Even with a $1.4 billion fortune, Tyler Perry isn’t handing out freebies—especially not to family.
On the July 20 episode of Den of Kings, hosted by Kirk Franklin and featuring guests Jeezy and Derrick Haynes, Perry opened up about keeping things real when it comes to hiring loved ones. Around the 17-minute mark, he revealed he once had to fire his own aunt.
“She said she wanted a job. She would always call asking for money. I said, ‘Okay,’ I would send her the money,” Perry shared. “I [was] like, ‘Listen, I want to help you. I want to help you build this thing, not be welfare to you. So, let me give you a job.’”
But Perry’s aunt didn’t take the opportunity seriously. According to the Straw director, she often skipped work. “’Okay, well you gotta go,’” he recalled telling her. “You want me to hand you the money but you don’t want to work for it. See, that doesn’t work for me.”
That same mindset applies to how he’s raising his 10-year-old son, Aman. Perry said his son has to “do chores” and “work” for what he wants, explaining, “I don’t believe in giving us things that are just going to handicap us. That is the worst thing you can do.”
Following the death of his mother, Willie Maxine Perry, in 2009, Perry gave his family a 60-day warning to get “gainfully employed.”
“‘Because I’m not going to keep supporting you like this,’” he told them. He added that they “all got jobs.”
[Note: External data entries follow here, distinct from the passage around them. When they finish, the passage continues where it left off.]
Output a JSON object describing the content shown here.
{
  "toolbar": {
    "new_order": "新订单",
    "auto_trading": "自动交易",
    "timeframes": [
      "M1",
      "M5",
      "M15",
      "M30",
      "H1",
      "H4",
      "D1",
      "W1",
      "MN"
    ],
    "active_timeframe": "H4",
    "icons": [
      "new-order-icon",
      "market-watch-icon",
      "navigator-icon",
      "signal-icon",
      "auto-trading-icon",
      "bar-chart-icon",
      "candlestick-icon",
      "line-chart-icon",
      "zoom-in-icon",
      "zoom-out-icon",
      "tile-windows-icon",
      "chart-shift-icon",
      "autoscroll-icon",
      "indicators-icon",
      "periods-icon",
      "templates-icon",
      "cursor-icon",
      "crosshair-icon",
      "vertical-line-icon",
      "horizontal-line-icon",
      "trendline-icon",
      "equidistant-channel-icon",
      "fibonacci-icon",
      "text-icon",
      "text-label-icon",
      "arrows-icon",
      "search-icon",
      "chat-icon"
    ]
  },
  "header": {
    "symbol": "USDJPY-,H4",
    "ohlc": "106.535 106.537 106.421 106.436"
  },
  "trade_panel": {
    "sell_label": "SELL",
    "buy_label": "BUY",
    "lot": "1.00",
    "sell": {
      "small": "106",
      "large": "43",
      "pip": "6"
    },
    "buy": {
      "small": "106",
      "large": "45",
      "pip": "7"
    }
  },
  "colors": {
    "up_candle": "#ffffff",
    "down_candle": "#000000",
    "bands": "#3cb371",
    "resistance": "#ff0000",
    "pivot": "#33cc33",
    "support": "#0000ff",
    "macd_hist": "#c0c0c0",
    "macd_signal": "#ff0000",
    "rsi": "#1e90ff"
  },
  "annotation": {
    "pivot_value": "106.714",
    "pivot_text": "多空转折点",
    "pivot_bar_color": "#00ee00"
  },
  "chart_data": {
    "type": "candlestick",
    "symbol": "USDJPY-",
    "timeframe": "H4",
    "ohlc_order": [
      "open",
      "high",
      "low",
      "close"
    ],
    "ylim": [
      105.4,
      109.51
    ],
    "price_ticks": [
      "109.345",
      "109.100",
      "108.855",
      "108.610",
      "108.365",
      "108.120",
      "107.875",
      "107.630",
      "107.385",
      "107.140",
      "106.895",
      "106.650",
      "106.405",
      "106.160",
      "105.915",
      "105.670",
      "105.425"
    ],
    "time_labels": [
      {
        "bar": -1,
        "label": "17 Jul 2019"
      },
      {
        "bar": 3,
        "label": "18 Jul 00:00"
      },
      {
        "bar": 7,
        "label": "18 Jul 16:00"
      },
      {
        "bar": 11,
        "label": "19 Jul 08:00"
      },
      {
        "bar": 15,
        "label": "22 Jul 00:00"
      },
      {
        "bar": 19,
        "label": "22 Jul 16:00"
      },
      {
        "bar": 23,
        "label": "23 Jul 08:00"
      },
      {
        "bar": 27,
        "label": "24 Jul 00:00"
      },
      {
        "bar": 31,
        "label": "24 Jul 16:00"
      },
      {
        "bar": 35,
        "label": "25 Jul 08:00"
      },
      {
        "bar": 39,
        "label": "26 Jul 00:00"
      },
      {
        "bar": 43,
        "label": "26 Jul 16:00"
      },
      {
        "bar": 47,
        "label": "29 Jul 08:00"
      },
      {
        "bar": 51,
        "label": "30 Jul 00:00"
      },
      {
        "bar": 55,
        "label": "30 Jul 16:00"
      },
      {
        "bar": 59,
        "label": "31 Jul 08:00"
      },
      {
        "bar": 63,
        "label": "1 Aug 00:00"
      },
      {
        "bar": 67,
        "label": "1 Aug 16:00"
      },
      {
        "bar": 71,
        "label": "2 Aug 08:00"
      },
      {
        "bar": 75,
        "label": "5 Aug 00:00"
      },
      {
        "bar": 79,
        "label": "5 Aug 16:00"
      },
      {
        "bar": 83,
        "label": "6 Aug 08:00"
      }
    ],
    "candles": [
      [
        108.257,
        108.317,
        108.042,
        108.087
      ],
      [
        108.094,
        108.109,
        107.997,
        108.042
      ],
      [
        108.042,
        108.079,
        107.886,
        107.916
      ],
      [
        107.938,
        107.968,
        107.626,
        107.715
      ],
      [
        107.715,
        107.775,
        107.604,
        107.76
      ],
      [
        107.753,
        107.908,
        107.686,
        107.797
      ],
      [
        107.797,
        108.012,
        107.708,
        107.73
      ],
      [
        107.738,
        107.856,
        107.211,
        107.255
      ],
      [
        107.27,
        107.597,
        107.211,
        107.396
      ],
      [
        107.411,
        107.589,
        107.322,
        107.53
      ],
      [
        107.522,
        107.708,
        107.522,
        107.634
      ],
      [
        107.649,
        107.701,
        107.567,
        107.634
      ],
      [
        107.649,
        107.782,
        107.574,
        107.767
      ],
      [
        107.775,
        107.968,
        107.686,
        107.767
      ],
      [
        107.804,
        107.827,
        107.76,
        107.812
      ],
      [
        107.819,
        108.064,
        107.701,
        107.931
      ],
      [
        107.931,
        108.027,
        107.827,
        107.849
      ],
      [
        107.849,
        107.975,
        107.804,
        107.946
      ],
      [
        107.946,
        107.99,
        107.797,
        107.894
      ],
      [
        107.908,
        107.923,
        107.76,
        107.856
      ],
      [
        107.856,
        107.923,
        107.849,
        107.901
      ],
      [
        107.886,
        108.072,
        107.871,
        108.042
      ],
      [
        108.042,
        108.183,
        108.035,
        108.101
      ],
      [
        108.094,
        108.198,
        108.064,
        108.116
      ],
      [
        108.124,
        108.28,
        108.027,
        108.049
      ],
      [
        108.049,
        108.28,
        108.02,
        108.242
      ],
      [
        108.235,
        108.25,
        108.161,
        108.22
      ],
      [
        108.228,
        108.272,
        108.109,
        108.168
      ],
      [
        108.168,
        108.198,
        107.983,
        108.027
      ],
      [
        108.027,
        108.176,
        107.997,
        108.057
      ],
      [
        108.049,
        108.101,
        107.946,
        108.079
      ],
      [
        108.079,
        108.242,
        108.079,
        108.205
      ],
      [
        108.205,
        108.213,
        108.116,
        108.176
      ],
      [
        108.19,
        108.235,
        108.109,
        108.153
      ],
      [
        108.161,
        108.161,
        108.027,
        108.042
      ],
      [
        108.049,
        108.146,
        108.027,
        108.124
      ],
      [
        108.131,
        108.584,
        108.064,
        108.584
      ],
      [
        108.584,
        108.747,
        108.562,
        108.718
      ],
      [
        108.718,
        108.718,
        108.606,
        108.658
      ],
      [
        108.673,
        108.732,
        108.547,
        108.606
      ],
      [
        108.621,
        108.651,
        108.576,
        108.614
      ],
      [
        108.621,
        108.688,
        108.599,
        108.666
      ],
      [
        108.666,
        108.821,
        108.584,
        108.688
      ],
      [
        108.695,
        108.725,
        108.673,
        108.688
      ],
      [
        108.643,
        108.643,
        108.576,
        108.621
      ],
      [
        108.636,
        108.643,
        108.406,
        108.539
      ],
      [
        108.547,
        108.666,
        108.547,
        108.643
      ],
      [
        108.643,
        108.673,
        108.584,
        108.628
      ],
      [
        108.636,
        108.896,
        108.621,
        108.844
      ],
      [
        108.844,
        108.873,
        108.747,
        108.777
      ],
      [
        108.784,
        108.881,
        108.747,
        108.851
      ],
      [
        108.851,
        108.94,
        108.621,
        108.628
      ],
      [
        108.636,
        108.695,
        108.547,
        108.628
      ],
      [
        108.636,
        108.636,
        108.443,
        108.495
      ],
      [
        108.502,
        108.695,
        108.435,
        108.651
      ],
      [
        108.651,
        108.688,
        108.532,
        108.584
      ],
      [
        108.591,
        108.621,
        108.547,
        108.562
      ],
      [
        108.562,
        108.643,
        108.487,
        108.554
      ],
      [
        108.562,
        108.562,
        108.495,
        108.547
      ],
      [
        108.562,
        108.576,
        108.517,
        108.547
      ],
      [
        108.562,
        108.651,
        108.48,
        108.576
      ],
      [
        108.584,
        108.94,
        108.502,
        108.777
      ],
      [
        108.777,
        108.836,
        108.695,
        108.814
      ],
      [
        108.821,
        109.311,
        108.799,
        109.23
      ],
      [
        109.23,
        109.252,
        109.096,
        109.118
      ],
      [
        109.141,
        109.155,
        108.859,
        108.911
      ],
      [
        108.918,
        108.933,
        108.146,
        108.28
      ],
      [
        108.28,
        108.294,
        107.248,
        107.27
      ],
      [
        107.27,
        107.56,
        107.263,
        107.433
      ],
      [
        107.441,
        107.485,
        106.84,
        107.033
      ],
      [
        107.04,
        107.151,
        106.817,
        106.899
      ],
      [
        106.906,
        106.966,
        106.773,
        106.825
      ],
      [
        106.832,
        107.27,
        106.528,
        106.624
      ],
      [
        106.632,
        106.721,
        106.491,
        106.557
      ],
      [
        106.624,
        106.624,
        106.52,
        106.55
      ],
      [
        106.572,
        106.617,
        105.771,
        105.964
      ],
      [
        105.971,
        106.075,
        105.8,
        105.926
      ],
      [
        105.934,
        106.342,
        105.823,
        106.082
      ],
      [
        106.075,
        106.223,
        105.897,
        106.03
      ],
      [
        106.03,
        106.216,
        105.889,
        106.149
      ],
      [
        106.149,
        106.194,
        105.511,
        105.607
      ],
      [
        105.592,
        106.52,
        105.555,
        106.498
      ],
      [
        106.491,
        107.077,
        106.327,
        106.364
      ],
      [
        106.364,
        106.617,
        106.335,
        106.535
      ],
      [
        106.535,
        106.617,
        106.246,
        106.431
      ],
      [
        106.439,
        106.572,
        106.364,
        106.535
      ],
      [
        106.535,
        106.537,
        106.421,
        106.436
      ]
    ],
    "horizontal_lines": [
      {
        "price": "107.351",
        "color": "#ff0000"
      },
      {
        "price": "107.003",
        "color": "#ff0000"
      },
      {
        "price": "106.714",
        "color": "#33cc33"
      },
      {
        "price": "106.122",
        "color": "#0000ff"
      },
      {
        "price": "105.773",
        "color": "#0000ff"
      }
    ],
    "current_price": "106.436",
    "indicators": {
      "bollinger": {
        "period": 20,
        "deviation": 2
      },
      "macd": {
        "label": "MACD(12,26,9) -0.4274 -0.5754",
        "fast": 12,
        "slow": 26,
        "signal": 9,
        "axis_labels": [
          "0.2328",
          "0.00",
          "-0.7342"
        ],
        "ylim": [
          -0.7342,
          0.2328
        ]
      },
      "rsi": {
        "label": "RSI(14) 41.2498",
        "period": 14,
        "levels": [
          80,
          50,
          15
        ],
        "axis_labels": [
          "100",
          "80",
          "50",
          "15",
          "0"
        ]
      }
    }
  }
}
“It wasn’t even jobs where they’re making a lot of money, but it was a job,” he continued. “It was something else for them to do to feel some pride in. That’s the same thing I would want somebody to do for me.”
Perry also shared that some family members have gotten “mad” at him for not giving them a million dollars and warned Derrick Hayes during the roundtable to watch out for relatives trying to take financial advantage.
He’s spoken about his no-handouts parenting style before—telling Sherri Shepherd last December that Aman only gets “books and Legos” as gifts and flies coach.